Relevant background knowledge

The generalised plant cell is as in the diagram below:

The vacuole and cytoplasm contain the solution that is being investigated.

The cell wall is fully permeable and therefore does not effect the movement of substances into and out of the cell. It does however contain 20-40% cellulose which applies a pressure potential that is important in the water potential of the cell.

The cell membrane and tonoplast (membrane surrounding the vacuole) are partially permeable, therefore allowing certain molecules through while prohibiting others. Non-polar and lipid soluble substances can pass through since they are not effected by the phospholipid bi-layer. Molecules that are polar and ions however cannot pass through the membrane unless ‘carried’ across by specialist proteins, large insoluble substances cannot enter and do not affect Osmosis (only soluble substances affect solute potential). Although water molecules are polar, they are not affected by the membrane due to their small size. This allows Osmosis to take place without being affected by the membrane.

Diffusion is the spreading out of a substance from a high concentration gradient to a low one (without the use of energy). There are many examples of diffusion, such as orange squash – when it is added to water it all turns orange due to the ‘squash molecules’ dispersing throughout the water.
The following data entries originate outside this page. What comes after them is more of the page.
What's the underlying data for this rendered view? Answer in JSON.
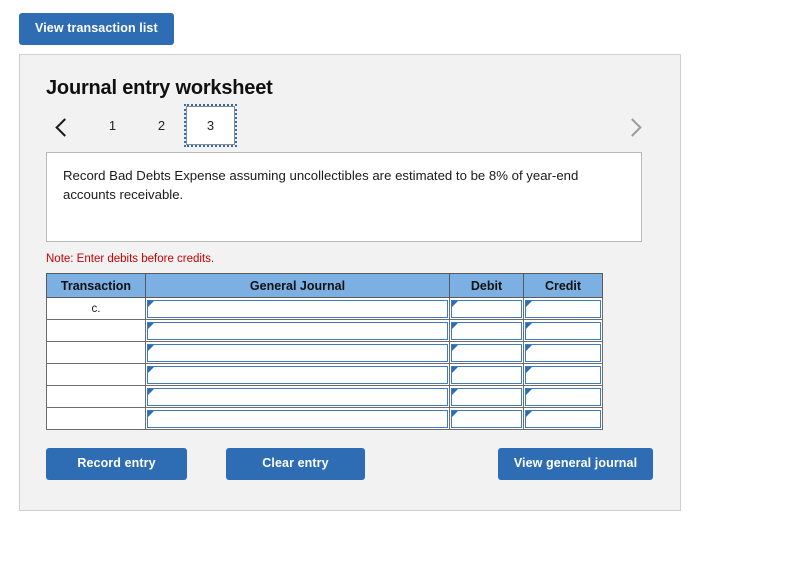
{
  "top": {
    "view_transaction_list_label": "View transaction list"
  },
  "worksheet": {
    "title": "Journal entry worksheet",
    "pager": {
      "prev_icon": "chevron-left-icon",
      "next_icon": "chevron-right-icon",
      "tabs": [
        {
          "label": "1",
          "active": false
        },
        {
          "label": "2",
          "active": false
        },
        {
          "label": "3",
          "active": true
        }
      ]
    },
    "instruction": "Record Bad Debts Expense assuming uncollectibles are estimated to be 8% of year-end accounts receivable.",
    "note": "Note: Enter debits before credits."
  },
  "table": {
    "headers": [
      "Transaction",
      "General Journal",
      "Debit",
      "Credit"
    ],
    "rows": [
      {
        "transaction": "c.",
        "general_journal": "",
        "debit": "",
        "credit": ""
      },
      {
        "transaction": "",
        "general_journal": "",
        "debit": "",
        "credit": ""
      },
      {
        "transaction": "",
        "general_journal": "",
        "debit": "",
        "credit": ""
      },
      {
        "transaction": "",
        "general_journal": "",
        "debit": "",
        "credit": ""
      },
      {
        "transaction": "",
        "general_journal": "",
        "debit": "",
        "credit": ""
      },
      {
        "transaction": "",
        "general_journal": "",
        "debit": "",
        "credit": ""
      }
    ]
  },
  "footer": {
    "record_entry_label": "Record entry",
    "clear_entry_label": "Clear entry",
    "view_general_journal_label": "View general journal"
  },
  "colors": {
    "button_blue": "#2e6db4",
    "header_blue": "#7cafe2",
    "panel_bg": "#f2f2f2",
    "note_red": "#cc0000",
    "cell_border_blue": "#3f7cbf"
  }
}
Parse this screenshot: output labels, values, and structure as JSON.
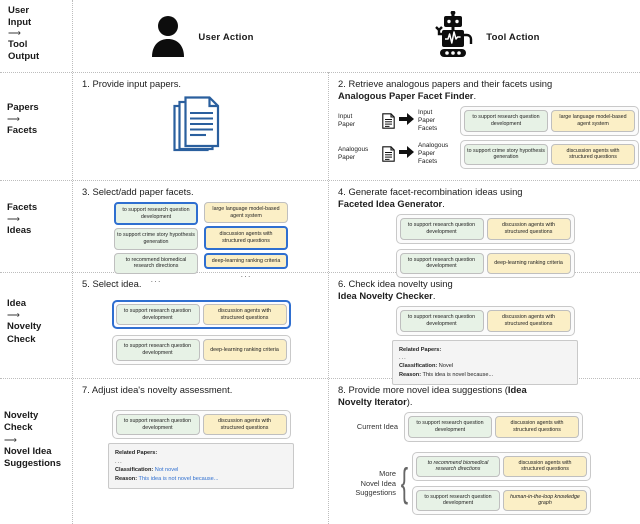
{
  "header": {
    "legend_label_lines": [
      "User",
      "Input",
      "Tool",
      "Output"
    ],
    "legend_arrow": "⟶",
    "user_actor": {
      "name": "User Action",
      "icon": "user-icon"
    },
    "tool_actor": {
      "name": "Tool Action",
      "icon": "robot-icon"
    }
  },
  "facets": {
    "f_support_research": "to support research question development",
    "f_llm_agent": "large language model-based agent system",
    "f_crime_story": "to support crime story hypothesis generation",
    "f_discussion_agents": "discussion agents with structured questions",
    "f_biomedical": "to recommend biomedical research directions",
    "f_deep_learning": "deep-learning ranking criteria",
    "f_hitl_kg": "human-in-the-loop knowledge graph",
    "ellipsis": "···"
  },
  "rows": [
    {
      "label_lines": [
        "Papers",
        "Facets"
      ],
      "arrow": "⟶",
      "left": {
        "step_number": "1.",
        "step_text": "Provide input papers.",
        "icon": "stacked-papers-icon"
      },
      "right": {
        "step_number": "2.",
        "step_text": "Retrieve analogous papers and their facets using",
        "tool_name": "Analogous Paper Facet Finder",
        "step_suffix": ".",
        "entries": [
          {
            "source_label": "Input\nPaper",
            "target_label": "Input\nPaper\nFacets",
            "chips": [
              "to support research question development",
              "large language model-based agent system"
            ]
          },
          {
            "source_label": "Analogous\nPaper",
            "target_label": "Analogous\nPaper\nFacets",
            "chips": [
              "to support crime story hypothesis generation",
              "discussion agents with structured questions"
            ]
          }
        ]
      }
    },
    {
      "label_lines": [
        "Facets",
        "Ideas"
      ],
      "arrow": "⟶",
      "left": {
        "step_number": "3.",
        "step_text": "Select/add paper facets.",
        "column_a": [
          {
            "text": "to support research question development",
            "selected": true
          },
          {
            "text": "to support crime story hypothesis generation",
            "selected": false
          },
          {
            "text": "to recommend biomedical research directions",
            "selected": false
          }
        ],
        "column_b": [
          {
            "text": "large language model-based agent system",
            "selected": false
          },
          {
            "text": "discussion agents with structured questions",
            "selected": true
          },
          {
            "text": "deep-learning ranking criteria",
            "selected": true
          }
        ]
      },
      "right": {
        "step_number": "4.",
        "step_text": "Generate facet-recombination ideas using",
        "tool_name": "Faceted Idea Generator",
        "step_suffix": ".",
        "ideas": [
          [
            "to support research question development",
            "discussion agents with structured questions"
          ],
          [
            "to support research question development",
            "deep-learning ranking criteria"
          ]
        ]
      }
    },
    {
      "label_lines": [
        "Idea",
        "Novelty",
        "Check"
      ],
      "arrow": "⟶",
      "left": {
        "step_number": "5.",
        "step_text": "Select idea.",
        "ideas": [
          {
            "chips": [
              "to support research question development",
              "discussion agents with structured questions"
            ],
            "selected": true
          },
          {
            "chips": [
              "to support research question development",
              "deep-learning ranking criteria"
            ],
            "selected": false
          }
        ]
      },
      "right": {
        "step_number": "6.",
        "step_text": "Check idea novelty using",
        "tool_name": "Idea Novelty Checker",
        "step_suffix": ".",
        "idea_chips": [
          "to support research question development",
          "discussion agents with structured questions"
        ],
        "report": {
          "related_papers_label": "Related Papers:",
          "related_papers_value": "...",
          "classification_label": "Classification:",
          "classification_value": "Novel",
          "reason_label": "Reason:",
          "reason_value": "This idea is novel because...",
          "edited": false
        }
      }
    },
    {
      "label_lines": [
        "Novelty",
        "Check",
        "Novel Idea",
        "Suggestions"
      ],
      "arrow": "⟶",
      "left": {
        "step_number": "7.",
        "step_text": "Adjust idea's novelty assessment.",
        "idea_chips": [
          "to support research question development",
          "discussion agents with structured questions"
        ],
        "report": {
          "related_papers_label": "Related Papers:",
          "related_papers_value": "...",
          "classification_label": "Classification:",
          "classification_value": "Not novel",
          "reason_label": "Reason:",
          "reason_value": "This idea is not novel because...",
          "edited": true
        }
      },
      "right": {
        "step_number": "8.",
        "step_text": "Provide more novel idea suggestions (",
        "tool_name": "Idea Novelty Iterator",
        "step_suffix": ").",
        "current_label": "Current Idea",
        "current_chips": [
          "to support research question development",
          "discussion agents with structured questions"
        ],
        "suggestions_label": "More\nNovel Idea\nSuggestions",
        "suggestions": [
          [
            {
              "text": "to recommend biomedical research directions",
              "new": true
            },
            {
              "text": "discussion agents with structured questions",
              "new": false
            }
          ],
          [
            {
              "text": "to support research question development",
              "new": false
            },
            {
              "text": "human-in-the-loop knowledge graph",
              "new": true
            }
          ]
        ]
      }
    }
  ],
  "colors": {
    "chip_green": "#e7f2e6",
    "chip_yellow": "#fbefc6",
    "selection_blue": "#2f6fd0",
    "paper_blue": "#2a5f9e",
    "panel_bg": "#f4f4f4"
  }
}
Osmosis is the name given to the specific diffusion of water. It is the most common form of diffusion in the cellular environment and also the means by which the water potential of Celeriac can be obtained. Osmosis across a semi-permeable (selective) membrane occurs when the water potentials on either side of the membrane differ, the movement is from high concentration to low. Therefore Osmosis is:

The net movement of water molecules across a selective membrane from an area of high water potential to one of lower water potential

Water potential can be partially explained using this equation:

Water potential (?w) = Solute potential (?s) + Pressure potential (?p)

Inside the plant the solute potential (always negative) is affected by the soluble components of the cytoplasm/inside the vacuole, and the pressure potential is produced by the inward force of the cell wall.

If the water potential outside the cell drops dramatically, due to a vast increase in the solute potential, then water diffuses out of the cell. This can have very harmful affects; the cell membrane is pulled inwards away from the cell wall in an irreversible process called plasmolysis. The plasmolysed cell looks like the one below and can be easily observed with a light microscope using epidermis cells in varying sugar solutions.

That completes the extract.